You may have noticed that in the past few months I’ve been doing a lot less hiking and a lot more reflecting about life. Moving in with my girlfriend, committing to over a year of residence in one place, and trying to make a living in unfamiliar territory has certainly made me a little nervous about the future. With my past experience being almost entirely nomadic and seasonal, the idea of settling down is pretty foreign to me.
|This stream crossing was rough enough without the newly collapsed bank, probably from Hurricane Irene.|
So with the holiday shopping season promising to overwhelm my work schedule for the next few months, and the impending winter promising to make the cost of living rise to push my limits, I needed to get out for a day in the woods. I wasn’t looking for great views– just some alone time to collect my thoughts and to knock off a few of those Long Trail Side Trails that I’d hoped to complete this year. For the past few months I’ve mostly been doing day hikes with Yvonne, but I needed some solitude on Friday. Sometimes a lone walk in the woods is the best thing for the brain.
|Starting to look like autumn for real– all the leaves are down, and there’s snow on the ground.|
I started out reasonably early at the remote trailhead for the Broad Brook Trail, just over the Vermont border from Williamstown. It seems like an odd trailhead, since it’s right across the street from someone’s house, and the first few tenths of a mile of the trail go behind rural houses in dense hardwood forest, but soon enough I was walking along the gushing Broad Brook, hurrying to stay warm. The forecast had called for cool temperatures– indeed, it didn’t rise above freezing until I was ten miles into my hike.
|As if the rock hops weren’t enough, those rocks were slick with ice.|
The Broad Brook trail turned out to be much more interesting than I’d expected. Several crossings of the brook were difficult, to say the least. I had to walk up and down the banks to find a decent rock-hop, then make leaps of faith over ice-coated boulders. I dunked my feet at one point when a rotten log collapsed beneath me, but I later found that my feet would have been wet most of the day anyway– starting about halfway up the trail there was a thick dusting of snow that stuck to my shoes and melted through.

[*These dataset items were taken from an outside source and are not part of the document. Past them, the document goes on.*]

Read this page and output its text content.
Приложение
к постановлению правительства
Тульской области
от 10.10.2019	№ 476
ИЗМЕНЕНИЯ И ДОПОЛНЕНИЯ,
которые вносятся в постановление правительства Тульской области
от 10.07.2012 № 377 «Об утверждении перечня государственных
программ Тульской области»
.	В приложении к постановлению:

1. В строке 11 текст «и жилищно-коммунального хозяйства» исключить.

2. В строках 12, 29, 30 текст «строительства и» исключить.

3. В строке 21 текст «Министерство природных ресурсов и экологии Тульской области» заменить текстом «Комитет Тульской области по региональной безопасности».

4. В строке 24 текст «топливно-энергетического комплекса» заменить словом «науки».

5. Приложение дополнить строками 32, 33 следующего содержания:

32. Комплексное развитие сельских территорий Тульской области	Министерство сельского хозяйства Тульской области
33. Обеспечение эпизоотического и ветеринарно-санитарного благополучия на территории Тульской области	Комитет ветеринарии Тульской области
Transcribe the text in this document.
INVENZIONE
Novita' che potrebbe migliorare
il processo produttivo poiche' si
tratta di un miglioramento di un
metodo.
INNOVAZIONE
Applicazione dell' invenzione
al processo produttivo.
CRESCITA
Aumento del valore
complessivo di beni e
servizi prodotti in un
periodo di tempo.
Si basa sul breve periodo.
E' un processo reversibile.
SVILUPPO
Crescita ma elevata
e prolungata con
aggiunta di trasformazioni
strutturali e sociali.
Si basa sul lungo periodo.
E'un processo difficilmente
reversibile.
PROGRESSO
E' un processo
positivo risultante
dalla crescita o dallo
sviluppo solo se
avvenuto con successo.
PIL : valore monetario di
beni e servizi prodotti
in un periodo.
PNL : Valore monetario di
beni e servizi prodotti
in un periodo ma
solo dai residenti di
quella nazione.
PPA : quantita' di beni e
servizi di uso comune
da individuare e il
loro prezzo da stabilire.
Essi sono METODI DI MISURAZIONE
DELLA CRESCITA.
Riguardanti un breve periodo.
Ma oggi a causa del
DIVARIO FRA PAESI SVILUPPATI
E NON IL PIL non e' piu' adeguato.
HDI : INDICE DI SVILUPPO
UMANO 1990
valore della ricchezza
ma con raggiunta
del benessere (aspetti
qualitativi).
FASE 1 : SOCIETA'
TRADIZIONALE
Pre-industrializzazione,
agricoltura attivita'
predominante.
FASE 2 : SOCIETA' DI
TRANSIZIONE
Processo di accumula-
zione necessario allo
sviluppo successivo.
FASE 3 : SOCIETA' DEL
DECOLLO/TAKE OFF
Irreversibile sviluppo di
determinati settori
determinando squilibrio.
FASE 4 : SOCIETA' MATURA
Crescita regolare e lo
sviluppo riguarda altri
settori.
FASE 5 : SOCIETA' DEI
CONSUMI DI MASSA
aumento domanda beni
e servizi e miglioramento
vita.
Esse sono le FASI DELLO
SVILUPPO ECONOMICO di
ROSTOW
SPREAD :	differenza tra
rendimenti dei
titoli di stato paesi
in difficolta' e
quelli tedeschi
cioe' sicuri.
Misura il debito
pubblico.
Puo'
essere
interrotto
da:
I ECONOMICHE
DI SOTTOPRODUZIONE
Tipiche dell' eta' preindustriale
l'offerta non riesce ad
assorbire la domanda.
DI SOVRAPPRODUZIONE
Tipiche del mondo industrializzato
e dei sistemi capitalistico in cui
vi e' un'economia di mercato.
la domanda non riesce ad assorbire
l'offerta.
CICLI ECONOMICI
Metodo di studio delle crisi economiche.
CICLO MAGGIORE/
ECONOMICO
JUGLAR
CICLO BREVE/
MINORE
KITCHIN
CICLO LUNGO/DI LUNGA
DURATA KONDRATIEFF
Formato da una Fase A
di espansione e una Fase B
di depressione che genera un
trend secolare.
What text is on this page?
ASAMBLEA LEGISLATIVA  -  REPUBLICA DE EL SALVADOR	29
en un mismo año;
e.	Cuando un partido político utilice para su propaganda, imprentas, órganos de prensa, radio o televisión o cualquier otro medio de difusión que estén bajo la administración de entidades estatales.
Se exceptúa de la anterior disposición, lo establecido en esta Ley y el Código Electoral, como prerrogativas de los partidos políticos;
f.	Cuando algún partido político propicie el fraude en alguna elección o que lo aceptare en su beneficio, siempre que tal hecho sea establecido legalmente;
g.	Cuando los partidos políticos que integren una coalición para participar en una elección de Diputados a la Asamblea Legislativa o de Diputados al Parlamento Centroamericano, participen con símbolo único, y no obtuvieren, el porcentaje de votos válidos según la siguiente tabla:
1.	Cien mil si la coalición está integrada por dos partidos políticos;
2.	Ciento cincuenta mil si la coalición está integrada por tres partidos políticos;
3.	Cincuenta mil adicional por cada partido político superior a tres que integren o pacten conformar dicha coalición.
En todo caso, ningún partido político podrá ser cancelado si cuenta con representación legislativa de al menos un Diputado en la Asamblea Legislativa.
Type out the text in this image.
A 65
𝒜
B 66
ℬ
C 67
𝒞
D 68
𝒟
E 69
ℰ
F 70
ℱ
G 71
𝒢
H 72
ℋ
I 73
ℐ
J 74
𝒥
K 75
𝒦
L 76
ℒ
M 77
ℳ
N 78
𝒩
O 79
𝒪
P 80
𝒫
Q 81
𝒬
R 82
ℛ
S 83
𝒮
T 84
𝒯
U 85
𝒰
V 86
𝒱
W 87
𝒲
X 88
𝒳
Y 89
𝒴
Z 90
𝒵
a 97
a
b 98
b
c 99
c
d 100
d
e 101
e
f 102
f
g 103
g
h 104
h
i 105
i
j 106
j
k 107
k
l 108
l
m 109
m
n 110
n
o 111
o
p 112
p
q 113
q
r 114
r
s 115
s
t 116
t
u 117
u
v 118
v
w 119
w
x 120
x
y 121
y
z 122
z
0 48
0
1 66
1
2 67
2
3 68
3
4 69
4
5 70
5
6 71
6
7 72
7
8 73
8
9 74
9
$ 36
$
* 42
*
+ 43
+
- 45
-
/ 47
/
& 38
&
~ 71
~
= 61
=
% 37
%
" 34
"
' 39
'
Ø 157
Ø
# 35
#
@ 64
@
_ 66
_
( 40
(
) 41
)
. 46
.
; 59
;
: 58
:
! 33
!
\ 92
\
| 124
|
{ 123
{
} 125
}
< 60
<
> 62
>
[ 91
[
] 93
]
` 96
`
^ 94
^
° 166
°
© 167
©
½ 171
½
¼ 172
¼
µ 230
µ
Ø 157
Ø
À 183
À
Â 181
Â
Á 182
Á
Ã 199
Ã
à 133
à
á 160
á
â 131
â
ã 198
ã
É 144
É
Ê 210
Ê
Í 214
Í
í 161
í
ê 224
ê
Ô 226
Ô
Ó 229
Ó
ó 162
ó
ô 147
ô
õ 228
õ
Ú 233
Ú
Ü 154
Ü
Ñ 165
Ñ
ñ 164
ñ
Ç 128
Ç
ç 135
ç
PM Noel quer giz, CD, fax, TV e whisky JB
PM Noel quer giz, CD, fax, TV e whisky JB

|I haven’t seen this place since 2007, when the sign was older and a little more ragged.|
Once I arrived at the Long Trail near Seth Warner Shelter, I realized I didn’t want to try any of those stream crossings again, so instead I took the Long Trail / Appalachian Trail south to the Pine Cobble Trail, and then a three-mile road walk back to my car. This turned out to be a very worthwhile detour, since the LT/AT is in a much better state of maintenance, and much easier than the Broad Brook trail. And I was able to knock off one more side trail from my list (leaving only four short trails in my side-to-side list). The scenery didn’t hurt– the trail passed by several large glacial erratics, near a few open hollows, and across long abandoned logging routes in the forest. There weren’t any views (except a few from Pine Cobble), but it was a wonderfully peaceful walk. And even with all the leaves down, the forest had an austere sort of beauty. Most of Northern New England has dense, overgrown forest, but down here it was open and orderly. It seemed I could have just walked in any direction without difficulty.
|Somebody spent a lot of time at the top of the Pine Cobble Trail on this rock garden.|
By the end of the day I was happily exhausted. Fourteen miles of walking, and the sun had finally come out around mile ten. Though I’d started with the intention of collecting my thoughts, I found that my mind stayed happily blank, just soaking in the scenery and the joy of being alone in the forest. What little pondering I’d done revolved around future plans, which is normal for me, but unlike usual I felt overly optimistic.
|How’s that for an interesting find in the forest? A bowl of ice made from a trio of trees.|
I’m living a very hand-to-mouth existence right now. My Christmas-season retail job will likely end in mid-January, leaving me with no idea what I’ll do for the rest of the time until summer, when my plans are just as vague and uncertain as ever. And yet I felt like everything was right with the world. I may not have a steady job, or a plan for the future, but I’ve got great expanses of New England forest to roam. If I had to choose one of those three things, you know which one I’d go with every time.